The ministry that provides guidance on public health issues in Great Britain is proposing to deny treatment to patients based on age. That's the ultimate end for universal health care, says Investor's Business Daily (IBD).

What's happening in Britain, and what will happen here if the health care busybodies are able to force us into some sort of single- or third-party payer or nationalized system, is a convergence of infinite demand crashing into finite supply.

According to IBD:

  • Socialist health care systems such as those in Britain and Canada, which are held out as models for the United States to follow, encourage people to demand more health care than they would if they were paying out of pocket.
  • With such demand, the system cannot provide enough services to keep up.
  • This overuse is why waiting times for basic treatment in Britain, Canada and other nations are much longer than those in the United States.

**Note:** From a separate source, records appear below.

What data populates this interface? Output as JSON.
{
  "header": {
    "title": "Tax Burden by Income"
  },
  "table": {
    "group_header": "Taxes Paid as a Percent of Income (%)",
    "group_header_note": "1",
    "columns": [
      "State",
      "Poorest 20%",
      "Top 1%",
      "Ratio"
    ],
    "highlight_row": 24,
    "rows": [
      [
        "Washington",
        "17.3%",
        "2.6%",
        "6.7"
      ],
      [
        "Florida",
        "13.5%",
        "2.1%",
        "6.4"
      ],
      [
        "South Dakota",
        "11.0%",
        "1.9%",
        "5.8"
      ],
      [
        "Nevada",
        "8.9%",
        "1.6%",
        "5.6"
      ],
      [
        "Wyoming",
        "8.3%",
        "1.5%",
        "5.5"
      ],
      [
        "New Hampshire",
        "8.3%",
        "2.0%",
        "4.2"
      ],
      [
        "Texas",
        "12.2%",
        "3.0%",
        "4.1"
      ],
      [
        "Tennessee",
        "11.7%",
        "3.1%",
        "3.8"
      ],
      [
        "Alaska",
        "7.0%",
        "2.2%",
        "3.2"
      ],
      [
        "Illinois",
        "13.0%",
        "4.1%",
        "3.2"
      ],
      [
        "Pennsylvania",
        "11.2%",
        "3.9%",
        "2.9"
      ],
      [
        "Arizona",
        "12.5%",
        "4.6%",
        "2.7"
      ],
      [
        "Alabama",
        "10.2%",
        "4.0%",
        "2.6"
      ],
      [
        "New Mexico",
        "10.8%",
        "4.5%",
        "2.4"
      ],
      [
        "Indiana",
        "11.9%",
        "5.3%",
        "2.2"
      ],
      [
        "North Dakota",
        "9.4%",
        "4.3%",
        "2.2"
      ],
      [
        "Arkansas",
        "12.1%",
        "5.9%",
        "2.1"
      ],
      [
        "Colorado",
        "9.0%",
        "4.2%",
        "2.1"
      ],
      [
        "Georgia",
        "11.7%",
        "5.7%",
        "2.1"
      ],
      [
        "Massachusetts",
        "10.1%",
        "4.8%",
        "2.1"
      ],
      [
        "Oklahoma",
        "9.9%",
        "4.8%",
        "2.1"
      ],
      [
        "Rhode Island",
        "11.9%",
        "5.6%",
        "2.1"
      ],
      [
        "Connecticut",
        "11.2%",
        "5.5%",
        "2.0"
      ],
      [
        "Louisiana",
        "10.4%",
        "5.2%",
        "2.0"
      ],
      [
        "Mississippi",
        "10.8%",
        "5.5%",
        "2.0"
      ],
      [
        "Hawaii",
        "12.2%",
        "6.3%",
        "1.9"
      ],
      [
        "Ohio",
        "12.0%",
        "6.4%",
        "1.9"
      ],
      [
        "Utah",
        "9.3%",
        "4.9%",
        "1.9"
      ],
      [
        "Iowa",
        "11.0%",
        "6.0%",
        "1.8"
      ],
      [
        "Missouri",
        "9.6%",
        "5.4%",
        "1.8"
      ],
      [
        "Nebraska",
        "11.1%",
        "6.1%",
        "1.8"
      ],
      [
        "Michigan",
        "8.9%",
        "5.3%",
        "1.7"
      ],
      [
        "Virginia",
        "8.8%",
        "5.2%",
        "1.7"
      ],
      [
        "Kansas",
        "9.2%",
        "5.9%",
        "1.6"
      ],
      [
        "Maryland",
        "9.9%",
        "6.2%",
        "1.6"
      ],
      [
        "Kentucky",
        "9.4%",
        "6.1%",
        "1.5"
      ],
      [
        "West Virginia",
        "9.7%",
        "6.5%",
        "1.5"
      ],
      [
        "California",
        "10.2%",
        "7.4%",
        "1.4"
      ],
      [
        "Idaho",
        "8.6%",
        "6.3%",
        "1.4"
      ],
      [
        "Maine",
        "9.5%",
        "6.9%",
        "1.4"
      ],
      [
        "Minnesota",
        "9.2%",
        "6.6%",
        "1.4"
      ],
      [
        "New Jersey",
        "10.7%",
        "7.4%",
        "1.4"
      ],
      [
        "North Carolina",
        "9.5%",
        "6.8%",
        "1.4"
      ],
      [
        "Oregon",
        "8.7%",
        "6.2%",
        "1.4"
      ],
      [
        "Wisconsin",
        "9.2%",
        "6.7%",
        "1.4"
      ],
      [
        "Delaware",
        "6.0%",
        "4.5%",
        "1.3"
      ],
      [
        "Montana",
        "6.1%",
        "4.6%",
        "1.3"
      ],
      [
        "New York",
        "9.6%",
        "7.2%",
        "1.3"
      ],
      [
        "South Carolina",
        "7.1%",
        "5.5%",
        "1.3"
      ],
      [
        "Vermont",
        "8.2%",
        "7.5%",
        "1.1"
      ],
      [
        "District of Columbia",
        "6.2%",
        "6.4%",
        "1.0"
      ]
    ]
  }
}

Waits for specialists are even longer:

  • In Canada, it takes 8 1/2 weeks to see a specialist for consultation after a general practitioner has made the referral.
  • Another nine to 12 weeks pass until the patient is treated by the specialist.

At some point, decisions have to be made about who gets to see a doctor.

National health care systems don't have a built-in disincentive against overuse. They create an incentive to devour health care because payment does not come out of patients' pockets when services are rendered. The operating perception is the service is paid for by someone else, so why not go to the doctor for every sniffle, scratch and ache?

When this is the case, bureaucrats eventually have to step in and ration treatment. Then the question becomes: Whom do we want to ration our care -- the government or individuals?